Phase II, randomized, open-label study evaluating efficacy and safety of
canakinumab and pembrolizumab monotherapy or the combination of both drugs as
neoadjuvant treatment. Approximately 110 subjects (~100 evaluable subjects)
will be randomized in a 2:2:1 ratio to one of the treatment arms (canakinumab
alone or canakinumab in combination with pembrolizumab or pembrolizumab alone).
Randomization will be stratified by histology (squamous vs non-squamous).
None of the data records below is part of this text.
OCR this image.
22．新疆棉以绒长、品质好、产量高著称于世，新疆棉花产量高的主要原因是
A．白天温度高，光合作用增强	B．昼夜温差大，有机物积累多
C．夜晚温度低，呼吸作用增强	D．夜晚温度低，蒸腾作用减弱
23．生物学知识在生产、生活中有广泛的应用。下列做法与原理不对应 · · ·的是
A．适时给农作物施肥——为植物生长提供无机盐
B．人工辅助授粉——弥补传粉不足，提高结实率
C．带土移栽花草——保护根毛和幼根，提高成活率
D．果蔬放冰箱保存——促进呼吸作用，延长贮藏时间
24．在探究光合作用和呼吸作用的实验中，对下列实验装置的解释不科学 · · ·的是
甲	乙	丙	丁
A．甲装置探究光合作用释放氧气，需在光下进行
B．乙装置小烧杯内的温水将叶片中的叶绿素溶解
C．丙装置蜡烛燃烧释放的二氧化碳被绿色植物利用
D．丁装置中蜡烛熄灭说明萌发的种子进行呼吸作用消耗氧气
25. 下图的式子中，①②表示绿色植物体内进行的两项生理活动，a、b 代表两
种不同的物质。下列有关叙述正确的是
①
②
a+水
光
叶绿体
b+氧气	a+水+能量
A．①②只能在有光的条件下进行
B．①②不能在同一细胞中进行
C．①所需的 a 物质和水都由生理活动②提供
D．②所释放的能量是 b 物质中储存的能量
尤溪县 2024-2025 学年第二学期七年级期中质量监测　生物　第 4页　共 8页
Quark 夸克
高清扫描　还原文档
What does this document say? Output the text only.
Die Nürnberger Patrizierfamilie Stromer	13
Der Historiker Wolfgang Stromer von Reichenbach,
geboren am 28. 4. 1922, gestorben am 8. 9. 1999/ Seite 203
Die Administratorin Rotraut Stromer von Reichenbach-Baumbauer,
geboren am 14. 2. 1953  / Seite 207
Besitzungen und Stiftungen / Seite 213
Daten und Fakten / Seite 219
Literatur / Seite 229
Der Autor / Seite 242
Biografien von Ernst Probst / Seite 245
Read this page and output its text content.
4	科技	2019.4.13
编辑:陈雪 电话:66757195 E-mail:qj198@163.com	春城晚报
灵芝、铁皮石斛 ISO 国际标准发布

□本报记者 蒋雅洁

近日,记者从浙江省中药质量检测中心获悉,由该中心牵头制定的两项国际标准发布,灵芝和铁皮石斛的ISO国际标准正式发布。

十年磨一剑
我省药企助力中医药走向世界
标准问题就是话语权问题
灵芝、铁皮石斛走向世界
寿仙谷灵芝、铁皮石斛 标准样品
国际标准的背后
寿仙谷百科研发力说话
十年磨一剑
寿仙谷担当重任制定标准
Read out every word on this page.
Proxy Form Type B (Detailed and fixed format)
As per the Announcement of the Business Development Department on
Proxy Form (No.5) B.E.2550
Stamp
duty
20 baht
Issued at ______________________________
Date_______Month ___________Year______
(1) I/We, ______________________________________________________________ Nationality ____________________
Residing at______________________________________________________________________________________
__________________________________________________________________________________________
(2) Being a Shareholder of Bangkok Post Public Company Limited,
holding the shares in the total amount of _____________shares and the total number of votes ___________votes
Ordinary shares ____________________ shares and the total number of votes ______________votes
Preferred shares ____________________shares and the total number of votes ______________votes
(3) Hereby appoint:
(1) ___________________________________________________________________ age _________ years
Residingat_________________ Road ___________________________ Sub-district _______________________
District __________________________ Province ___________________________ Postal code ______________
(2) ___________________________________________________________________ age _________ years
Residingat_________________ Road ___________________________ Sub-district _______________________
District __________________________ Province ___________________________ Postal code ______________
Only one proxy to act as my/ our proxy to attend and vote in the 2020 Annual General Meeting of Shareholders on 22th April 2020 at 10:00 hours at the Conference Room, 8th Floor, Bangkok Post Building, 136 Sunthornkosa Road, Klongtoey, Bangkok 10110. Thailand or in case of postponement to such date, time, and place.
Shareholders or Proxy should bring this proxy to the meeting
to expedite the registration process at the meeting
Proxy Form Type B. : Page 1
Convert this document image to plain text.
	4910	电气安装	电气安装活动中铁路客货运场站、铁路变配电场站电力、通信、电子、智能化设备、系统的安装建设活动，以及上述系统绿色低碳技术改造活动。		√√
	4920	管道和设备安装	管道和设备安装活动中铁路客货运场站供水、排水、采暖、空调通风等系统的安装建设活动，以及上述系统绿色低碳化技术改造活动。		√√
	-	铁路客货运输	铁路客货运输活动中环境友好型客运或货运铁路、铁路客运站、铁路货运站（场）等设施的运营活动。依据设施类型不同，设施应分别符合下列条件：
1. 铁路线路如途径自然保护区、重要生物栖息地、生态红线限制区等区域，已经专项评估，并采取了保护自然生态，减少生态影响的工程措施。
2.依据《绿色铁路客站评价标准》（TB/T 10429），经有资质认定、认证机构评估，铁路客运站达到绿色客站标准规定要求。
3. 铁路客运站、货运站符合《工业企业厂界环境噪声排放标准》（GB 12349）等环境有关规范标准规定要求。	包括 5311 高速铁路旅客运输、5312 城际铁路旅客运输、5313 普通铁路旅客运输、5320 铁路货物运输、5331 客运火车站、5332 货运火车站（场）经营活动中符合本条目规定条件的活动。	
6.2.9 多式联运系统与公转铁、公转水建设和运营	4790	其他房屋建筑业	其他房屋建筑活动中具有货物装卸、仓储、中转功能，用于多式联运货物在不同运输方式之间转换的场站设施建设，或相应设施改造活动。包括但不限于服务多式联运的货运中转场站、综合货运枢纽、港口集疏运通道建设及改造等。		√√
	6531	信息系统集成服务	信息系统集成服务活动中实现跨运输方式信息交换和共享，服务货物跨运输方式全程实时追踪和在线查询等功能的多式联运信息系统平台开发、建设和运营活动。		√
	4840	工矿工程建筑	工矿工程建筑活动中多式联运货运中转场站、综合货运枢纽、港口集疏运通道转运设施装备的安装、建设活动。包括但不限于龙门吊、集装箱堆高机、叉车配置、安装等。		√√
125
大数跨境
Subjects will receive 2 doses of canakinumab (200 mg s.c. Q3W) alone or in
combination with pembrolizumab or two doses of pembrolizumab as single agent
(200 mg i.v. Q3W).

Treatment with canakinumab alone, pembrolizumab alone or the combination of
both drugs.

Risk: Adverse effects of study treatment.
Burden:
7 visits (excluding surgery) and 2 telephone calls.
Screening 4 weeks.
Treatment:
Canakinumab (or placebo): subcutaneous injection (1 mL) every 3 weeks until
disease progression.
Pembrolizumab: I.V. infusion every 3 weeks (max. 35 cycles)
Study procedures:
Physical examination: 7.
Blood tests: 7, in total approx. 320 mL.
Tumor biopsy: 1-2.
Pregnancy test (if relevant): 7.
ECG: 1.
PET-CT scan(s): Not standard of care, PET-CT to examine the effect of the study
treatment, within 7 days prior to the surgery.
Optional: Trial Feedback Questionnaire 2 times; use of personal data and
biological samples for future research.